Graph based semi-supervised classification with probabilistic nearest neighbors

•PNN jointly learns graph structure and probability transition matrix for inference.•PNN explore complex data structure preferably, with low computation complexity.•PNN enhances relevance between graph construction and inference.•PNN is optimized according to min-max normalization for discriminate data.•PNN is more conducive to classification accuracy and efficiency. Label propagation (LP) is one of the state-of-the-art graph based semi-supervised learning (GSSL) algorithm. Probability transition matrix (PTM) is the key for LP to propagate label information among samples.
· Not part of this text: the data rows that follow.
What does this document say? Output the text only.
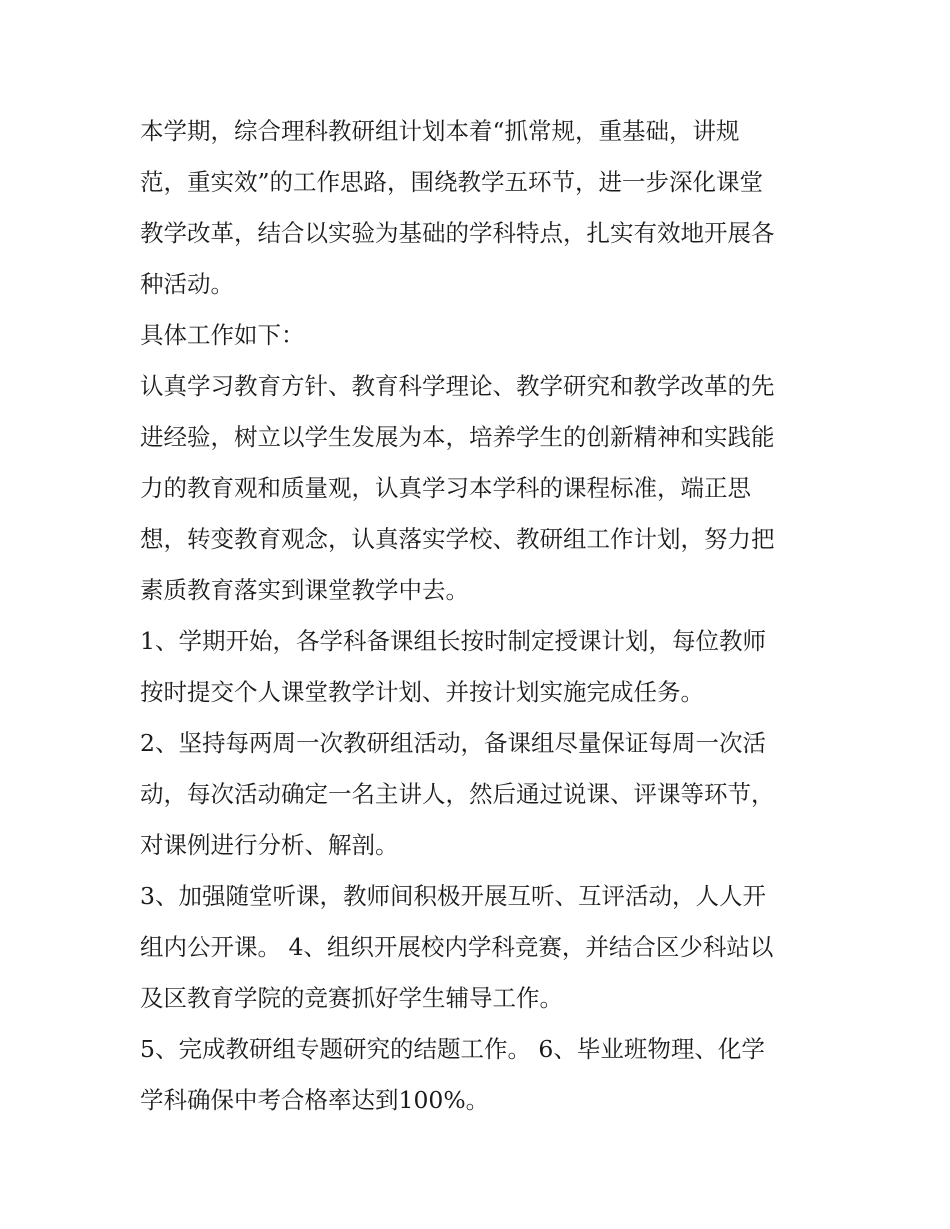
本学期，综合理科教研组计划本着“抓常规，重基础，讲规
范，重实效”的工作思路，围绕教学五环节，进一步深化课堂
教学改革，结合以实验为基础的学科特点，扎实有效地开展各
种活动。

具体工作如下：

认真学习教育方针、教育科学理论、教学研究和教学改革的先
进经验，树立以学生发展为本，培养学生的创新精神和实践能
力的教育观和质量观，认真学习本学科的课程标准，端正思
想，转变教育观念，认真落实学校、教研组工作计划，努力把
素质教育落实到课堂教学中去。

1、学期开始，各学科备课组长按时制定授课计划，每位教师
按时提交个人课堂教学计划、并按计划实施完成任务。

2、坚持每两周一次教研组活动，备课组尽量保证每周一次活
动，每次活动确定一名主讲人，然后通过说课、评课等环节，
对课例进行分析、解剖。

3、加强随堂听课，教师间积极开展互听、互评活动，人人开
组内公开课。 4、组织开展校内学科竞赛，并结合区少科站以
及区教育学院的竞赛抓好学生辅导工作。

5、完成教研组专题研究的结题工作。 6、毕业班物理、化学
学科确保中考合格率达到100%。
Conventionally, PTM is calculated based on the graph constructed in advance, and graph construction independent of PTM calculation. It leads to complex steps for acquiring PTM, and more importantly, brings about the lack of correlation between graph construction and inference. Based on adaptive neighbors-based method, probabilistic nearest neighbors (PNN) based graph construction algorithm is proposed for effective ℓ2 norm optimization, and the solving process of the objective function is optimized by incorporating min-max normalization. The derived PNN matrix is more discriminative and directly serve as PTM for LP. It makes PTM computation more conveniently and more applicable for classification task. In addition, number of neighbors is adaptively determined on the premise of its preset value. Experimental results show that the proposed PNN algorithm specializes in reflecting probability differences of neighboring nodes in a graph, and positive results are achieved in semi-supervised classification. The average classification accuracy on synthetic data sets is 84.24%, and that on image data sets achieves 89.08%.